2018.10.12 05:03

カネやん弟・金田留広氏が死去 74年ロッテへ移籍し16勝…日本一に貢献

カネやん弟・金田留広氏が死去 74年ロッテへ移籍し16勝…日本一に貢献

ロッテ時代の金田正一監督(左)と金田留広投手

ロッテ時代の金田正一監督(左)と金田留広投手【拡大】

 400勝投手の金田正一氏(85)の弟で、東映(現日本ハム)、ロッテで最多勝を獲得するなど通算128勝を挙げた金田留広(かねだ・とめひろ)さんが2日に死去した。71歳。愛知県出身。葬儀・告別式は10日に近親者のみで行った。

 金田氏は7人兄弟の末っ子で、13歳上の次兄が国鉄(現ヤクルト)、巨人でプロ野球最多の通算400勝をマークした正一氏。同じく兄の高義、星雄両氏も国鉄(現ヤクルト)に在籍した。

 1969年に日本通運からドラフト4位で東映に入団。正一氏と同じ背番号34をつけ、直球とカーブを武器に1年目から4年連続で2桁勝利をマークし、オールスターに3年連続で出場。
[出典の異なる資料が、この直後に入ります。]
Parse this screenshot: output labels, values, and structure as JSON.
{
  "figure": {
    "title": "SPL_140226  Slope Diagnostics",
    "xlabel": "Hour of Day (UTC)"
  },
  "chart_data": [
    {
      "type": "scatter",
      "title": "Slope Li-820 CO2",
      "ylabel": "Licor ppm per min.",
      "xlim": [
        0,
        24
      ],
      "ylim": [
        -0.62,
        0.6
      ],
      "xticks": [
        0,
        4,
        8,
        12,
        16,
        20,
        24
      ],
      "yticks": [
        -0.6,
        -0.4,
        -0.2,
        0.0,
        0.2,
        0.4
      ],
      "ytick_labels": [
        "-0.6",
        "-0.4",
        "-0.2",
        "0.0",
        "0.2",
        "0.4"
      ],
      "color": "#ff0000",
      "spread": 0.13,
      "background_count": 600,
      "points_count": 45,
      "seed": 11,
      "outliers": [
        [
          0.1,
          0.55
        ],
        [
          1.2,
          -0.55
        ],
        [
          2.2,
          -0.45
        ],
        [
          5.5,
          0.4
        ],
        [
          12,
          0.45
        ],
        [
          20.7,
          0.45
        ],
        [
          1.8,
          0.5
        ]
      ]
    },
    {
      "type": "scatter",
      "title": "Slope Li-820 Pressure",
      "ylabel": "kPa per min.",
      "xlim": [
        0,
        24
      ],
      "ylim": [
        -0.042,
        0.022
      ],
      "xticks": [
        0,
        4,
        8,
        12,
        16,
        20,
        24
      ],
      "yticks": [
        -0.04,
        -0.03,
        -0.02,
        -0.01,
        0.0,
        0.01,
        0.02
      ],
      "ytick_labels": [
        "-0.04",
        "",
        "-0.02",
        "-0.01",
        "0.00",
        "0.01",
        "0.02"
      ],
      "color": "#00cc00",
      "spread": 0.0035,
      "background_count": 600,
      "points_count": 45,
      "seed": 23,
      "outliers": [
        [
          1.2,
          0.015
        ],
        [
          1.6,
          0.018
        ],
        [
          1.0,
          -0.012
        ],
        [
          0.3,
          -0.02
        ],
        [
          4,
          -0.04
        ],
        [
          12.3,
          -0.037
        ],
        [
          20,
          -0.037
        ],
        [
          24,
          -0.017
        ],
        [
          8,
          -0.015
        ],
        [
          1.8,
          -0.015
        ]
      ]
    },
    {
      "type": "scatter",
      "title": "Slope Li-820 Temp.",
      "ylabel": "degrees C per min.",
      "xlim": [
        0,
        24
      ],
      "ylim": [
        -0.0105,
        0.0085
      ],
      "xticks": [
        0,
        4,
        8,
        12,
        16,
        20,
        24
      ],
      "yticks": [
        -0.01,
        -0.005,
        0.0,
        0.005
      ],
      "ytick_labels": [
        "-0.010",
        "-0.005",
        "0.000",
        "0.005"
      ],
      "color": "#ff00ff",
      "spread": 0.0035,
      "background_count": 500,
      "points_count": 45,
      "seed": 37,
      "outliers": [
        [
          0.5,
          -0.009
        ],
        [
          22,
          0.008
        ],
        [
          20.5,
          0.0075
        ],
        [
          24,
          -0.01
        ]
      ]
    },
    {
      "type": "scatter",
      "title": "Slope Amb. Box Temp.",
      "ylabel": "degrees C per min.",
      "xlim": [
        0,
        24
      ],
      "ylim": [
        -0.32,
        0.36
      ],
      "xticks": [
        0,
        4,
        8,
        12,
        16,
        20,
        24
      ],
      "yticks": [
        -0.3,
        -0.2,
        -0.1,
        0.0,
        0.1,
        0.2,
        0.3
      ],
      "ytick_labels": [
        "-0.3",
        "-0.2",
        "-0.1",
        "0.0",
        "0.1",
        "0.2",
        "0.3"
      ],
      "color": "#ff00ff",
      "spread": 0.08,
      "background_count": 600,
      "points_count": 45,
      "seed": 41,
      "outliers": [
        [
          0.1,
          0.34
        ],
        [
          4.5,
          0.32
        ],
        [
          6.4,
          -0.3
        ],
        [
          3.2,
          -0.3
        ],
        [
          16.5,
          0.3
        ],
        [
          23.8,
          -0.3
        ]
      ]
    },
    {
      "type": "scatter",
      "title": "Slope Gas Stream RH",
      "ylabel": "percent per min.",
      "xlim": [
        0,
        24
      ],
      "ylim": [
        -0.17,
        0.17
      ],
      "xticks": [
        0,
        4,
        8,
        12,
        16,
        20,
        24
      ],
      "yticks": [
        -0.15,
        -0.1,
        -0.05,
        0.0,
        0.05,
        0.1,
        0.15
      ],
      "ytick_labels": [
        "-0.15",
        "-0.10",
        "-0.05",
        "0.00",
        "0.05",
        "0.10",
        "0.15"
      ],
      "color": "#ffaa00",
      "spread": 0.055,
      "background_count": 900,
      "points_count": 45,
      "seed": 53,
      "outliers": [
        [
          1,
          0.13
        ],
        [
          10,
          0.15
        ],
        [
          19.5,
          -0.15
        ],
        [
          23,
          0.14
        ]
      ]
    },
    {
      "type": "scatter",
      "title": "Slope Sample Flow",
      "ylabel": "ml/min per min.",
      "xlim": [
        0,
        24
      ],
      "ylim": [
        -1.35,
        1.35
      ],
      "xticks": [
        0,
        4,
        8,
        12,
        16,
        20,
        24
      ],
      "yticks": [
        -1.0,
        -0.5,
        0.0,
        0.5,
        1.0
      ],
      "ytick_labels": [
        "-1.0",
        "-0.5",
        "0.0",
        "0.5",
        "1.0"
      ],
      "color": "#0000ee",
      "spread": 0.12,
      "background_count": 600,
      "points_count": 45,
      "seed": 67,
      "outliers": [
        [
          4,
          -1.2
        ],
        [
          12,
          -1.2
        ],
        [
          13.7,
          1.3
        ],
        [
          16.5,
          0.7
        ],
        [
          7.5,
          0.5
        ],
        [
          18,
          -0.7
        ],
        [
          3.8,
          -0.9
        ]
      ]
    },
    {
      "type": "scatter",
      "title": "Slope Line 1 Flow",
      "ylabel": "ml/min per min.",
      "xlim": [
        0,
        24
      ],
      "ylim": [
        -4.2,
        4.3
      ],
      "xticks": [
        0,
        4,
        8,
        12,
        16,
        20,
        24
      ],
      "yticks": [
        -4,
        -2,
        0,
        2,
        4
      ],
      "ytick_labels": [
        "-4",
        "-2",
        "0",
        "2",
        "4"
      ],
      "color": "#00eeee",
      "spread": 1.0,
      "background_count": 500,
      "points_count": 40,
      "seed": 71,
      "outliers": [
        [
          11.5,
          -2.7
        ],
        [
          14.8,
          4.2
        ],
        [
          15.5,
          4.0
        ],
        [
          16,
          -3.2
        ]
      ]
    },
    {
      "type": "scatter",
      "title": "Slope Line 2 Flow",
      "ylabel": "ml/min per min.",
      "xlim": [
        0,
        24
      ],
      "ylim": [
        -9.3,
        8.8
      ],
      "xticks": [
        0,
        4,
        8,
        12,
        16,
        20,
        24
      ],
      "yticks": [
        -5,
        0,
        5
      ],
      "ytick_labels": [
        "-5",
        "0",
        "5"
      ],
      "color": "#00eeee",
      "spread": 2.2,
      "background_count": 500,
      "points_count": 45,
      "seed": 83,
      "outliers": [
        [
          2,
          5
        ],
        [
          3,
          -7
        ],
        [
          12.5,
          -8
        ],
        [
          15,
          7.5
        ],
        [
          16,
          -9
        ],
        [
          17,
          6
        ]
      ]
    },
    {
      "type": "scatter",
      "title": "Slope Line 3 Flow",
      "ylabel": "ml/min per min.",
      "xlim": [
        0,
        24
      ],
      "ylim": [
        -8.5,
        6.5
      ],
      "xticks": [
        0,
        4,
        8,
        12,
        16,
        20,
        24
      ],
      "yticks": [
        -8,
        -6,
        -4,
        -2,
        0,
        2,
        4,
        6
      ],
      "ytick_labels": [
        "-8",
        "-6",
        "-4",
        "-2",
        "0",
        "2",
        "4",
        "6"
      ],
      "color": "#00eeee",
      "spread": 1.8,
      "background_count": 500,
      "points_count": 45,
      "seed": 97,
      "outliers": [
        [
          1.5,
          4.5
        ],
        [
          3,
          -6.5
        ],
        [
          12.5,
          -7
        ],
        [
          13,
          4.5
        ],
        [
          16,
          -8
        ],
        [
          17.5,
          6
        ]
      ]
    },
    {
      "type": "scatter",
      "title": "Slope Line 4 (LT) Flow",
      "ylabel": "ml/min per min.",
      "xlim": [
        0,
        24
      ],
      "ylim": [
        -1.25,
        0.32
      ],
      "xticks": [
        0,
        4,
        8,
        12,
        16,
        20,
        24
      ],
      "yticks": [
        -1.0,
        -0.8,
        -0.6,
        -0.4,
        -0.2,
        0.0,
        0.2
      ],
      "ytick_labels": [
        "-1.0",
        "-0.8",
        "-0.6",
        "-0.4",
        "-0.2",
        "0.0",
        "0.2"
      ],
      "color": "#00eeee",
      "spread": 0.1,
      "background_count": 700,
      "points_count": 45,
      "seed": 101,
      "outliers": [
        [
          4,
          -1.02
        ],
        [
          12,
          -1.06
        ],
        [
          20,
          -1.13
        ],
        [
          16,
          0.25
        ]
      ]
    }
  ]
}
72年には20勝を挙げて最多勝のタイトルを獲得した。

 73年に正一氏が同じパ・リーグのロッテの監督に就任し、翌74年にトレードでロッテへ移籍。背番号を「17」に変え、同年は16勝で2度目の最多勝に輝くなど、4年ぶりのリーグ制覇と24年ぶりの日本一に貢献し、リーグMVP、ベストナインに選ばれた。75年以降は勝ち星が伸びず、79年に広島へ移籍。82年にプロ14年目で初めて未勝利に終わり、引退した。打撃もよく、通算13本塁打。

 87年からは2年間、ロッテで2軍投手コーチを務めた。退団後はアマ球界とも交流を持つなど、野球に関わる機会は多かった。今年もロッテの2軍施設などを訪れており、関係者は「本人から心臓が悪いという話を聞いたことはあったが、急なことで驚いている」と話した。

金田 留広(かねだ・とめひろ)

 1946(昭和21)年11月17日生まれ。愛知県出身。愛知高、愛知学院大(中退)、日本通運を経て69年にドラフト4位で東映(現日本ハム)に入団し、1年目から4年連続で2桁勝利をマーク。74年にロッテへ移籍し、同年にリーグ優勝と日本一。79年に広島へ移籍し、82年に引退した。通算成績は434試合に登板し128勝109敗2セーブ、防御率3・25。主なタイトルは最多勝2度。右投げ右打ち。